Rex & Max Dupain's Sydney

As the only son of Australia’s most famous photographer, it’s hardly surprising that one of Rex Dupain’s earliest memories is of being held over the developing tank in his father’s Clarence Street studio, seeing the prints swirl around under water like fish. Rex would grow up to become a painter, rejecting photography out of hand, but later be drawn back to the medium after his father’s death in 1992.

For the first time, the work of prominent Sydney photographer Max Dupain was exhibited together with that of his son Rex Dupain, at the Museum of Sydney.

Max and Rex Dupain have created an extraordinary body of imagery of Sydney spanning seven decades. The exhibition contained more than 75 images, including many rarely seen vintage prints by Max Dupain and new work by Rex Dupain.

’Like many fathers and sons, the Dupains had a competitive relationship and a clash of personalities’, said Inara Walden, curator of the exhibition. As a teenager Rex not only rejected the values of his father’s generation, but photography as well. From the mid 1970s to the mid 1990s, he was one of the few inhabitants of the developed world who did not possess a camera.

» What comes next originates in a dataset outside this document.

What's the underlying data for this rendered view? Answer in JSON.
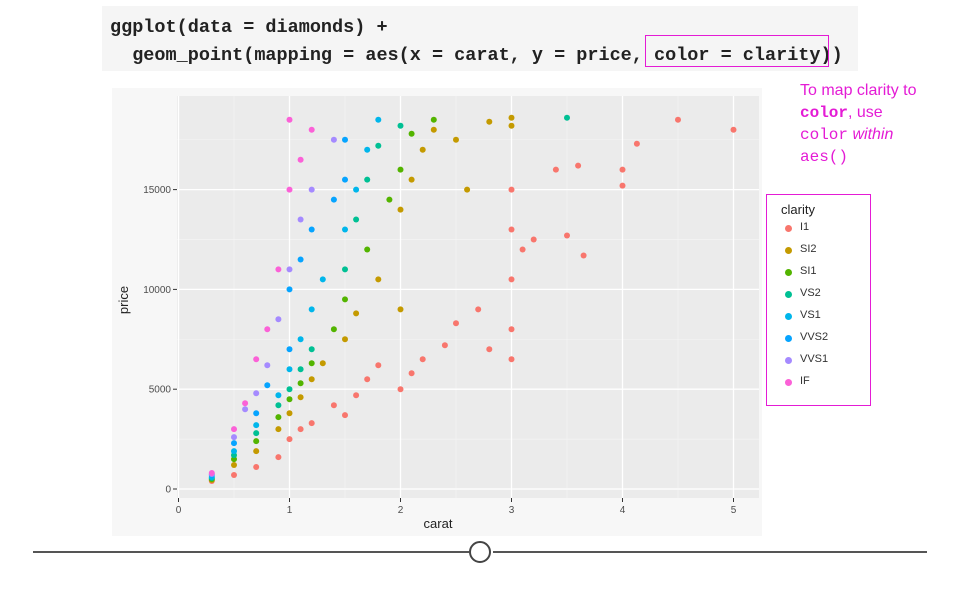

Max Dupain’s work uncompromisingly embraces progress and modernism, from his celebratory images of the new Harbour Bridge in the 1930s to the construction of Sydney’s first skyscrapers, the AMP Building and Australia Square in the 1960s. Rex Dupain’s Sydney of the 1990s and 2000s, on the other hand, is a ’shambolic’ glittering metropolis: at night a dense ocean of lights, and by day a contemporary city exuding seductive energy.

But peel back the layers of gleaming new skyscrapers, and this is the very same city Max Dupain photographed for more than fifty years. The fog on the harbour, the bridge, ferries, beaches and life on the streets have not changed much in all that time. The cast of citizens may have altered beyond recognition ñ from the largely Anglo-Saxon faces of Max’s time to the multicultural mix of Rex’s Sydney - but they are still doing many of the same things their forebears did in the 1930s and 40s.

The Museum of Sydney invited art critic John McDonald to interview Rex Dupain and produce a critical essay about the Dupains and their Sydney photography. Much of the exhibition text drew upon this essay, which was published in full in the book Inside Sydney - Photographs of Max and Rex Dupain, developed in association with the exhibition (New Holland 2004).

According to John McDonald: ’Sydney is the constant factor in the linked, but non-overlapping photographic careers of Max and Rex Dupain, with certain places and motifs that echo betweengenerations. Bondi, for instance, has been a hunting-ground for both generations. So too, the harbour and the life of the streets.’

Rex has not consciously followed in his father’s footsteps, but in photographing the city’s landmarks, he is putting his own stamp on a motif closely associated with Max’s distinctive vision. He can be assured that Sydney herself has not stood still, waiting for another Dupain to come along.